The first assembler programming I did was for the 6502 chip in my Atari 400. It had a 256 byte stack1. That is not a lot of memory. That said, for most purposes, it was absolutely fine, unless you used deep recursion2. The stack was also used for temporary storage. The 6502 has three working registers, so if a subroutine wanted to preserve them, it would push them all to the stack when it started, and pop them off the stack when it was about to return. If you messed up the stack, the next return would likely pull a nonsense value into the PC and you'd get a very bad crash indeed, often locking the machine.
Today, we blow our stacks all the time. I'm not talking about code anymore, of course, but I think you know that. Think about a hundred open browser tabs. Do you recall why you went down those rabbit holes? No? Then you've blown your stack.
We start a day with good intentions, and before we know it, we are not doing what we intended to do, and we don't know how we got here. We have blown our stack. We are Theseus, and the ball of string Ariadne gave us to negotiate the labyrinth was dropped somewhere because we got distracted by ohhh shiny!

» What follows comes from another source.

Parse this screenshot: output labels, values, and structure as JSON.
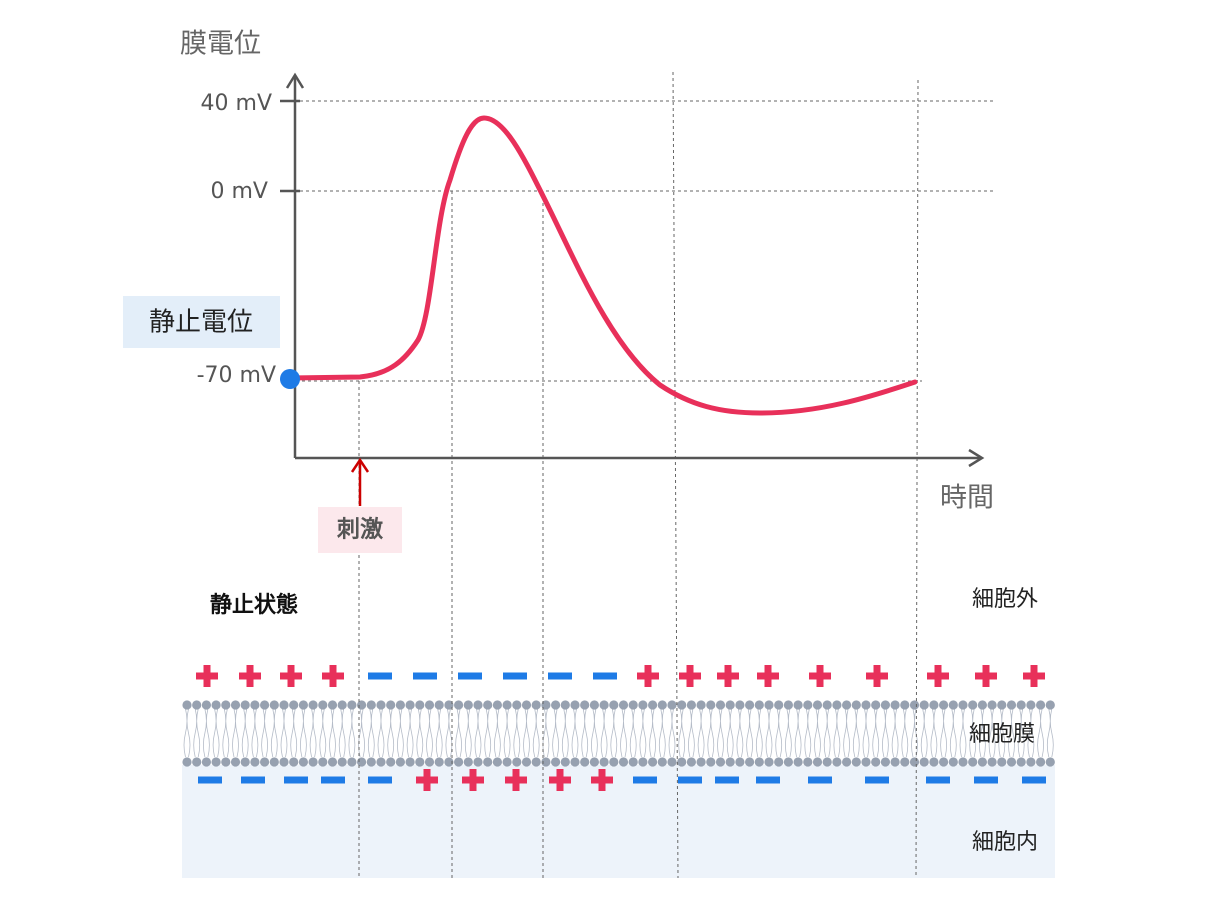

Computers were supposed to help us with this problem, they were meant to be Ariadne's ball of string, but instead of us using it to get to our goal and return, to call a subroutine and return, we are tying ourselves up in knots with it, blowing our stack, confusing our PC and wondering what it was we were supposed to be doing... Minotaur something something...
We’ve been looking at this the wrong way. Computers are not Ariadne's string. They are the labyrinth.
I'm going to tell you what the ball of string is, but you're not going to like it. It's paper, a whiteboard, an index card, something physical that is not in the labyrinth of your electronic devices, but in the real world, outside the labyrinth. You can’t expect the very thing that is the cause of your distraction to be its cure. If you get lost, you have your index card in front of you, or your whiteboard, and it will guide you when you get lost, and you will get lost, again and again, and you're human, so don't worry.
Don't pretend that one day you will wake up and be utterly goal-orientated, a mission machine, life isn't like that, humans aren't like that. Humans evolved to seek novelty. That's how we grow, except that this drive has been hijacked by psychologists working for tech companies and now we are all Amusing Ourselves To Death.3
You have to do this every day. Why? Because if you don't, I guarantee you will get lost and for some people, it might be days, weeks, decades until they find their way back, if they find their way back at all. I don't want to be on my death bed saying "Shit, I forgot about the Minotaur"
A stack is a computer data structure that stores a pile of similar objects. Think of it like a stack of plates of the same type or size. When you put a plate away, you put (PUSH) it on top of the stack (TOS). When you want to take a plate, you take (POP) it from the top of the stack.
Recursion is when a routine calls itself. Every time a routine calls another routine, (or calls itself) it puts the current program counter (PC) at TOS. When the called routine returns, it does so by grabbing the PC from TOS, which starts execution at the point the program was before this current subroutine was called.
“Amusing Ourselves To Death" by Neil Postman, a man who was decades ahead of his time.
Shahid, what is that keyboard in the pic - I'm bemused and intrigued!!
I really enjoy reading your posts. It's great the way you relate to your own experiences. More!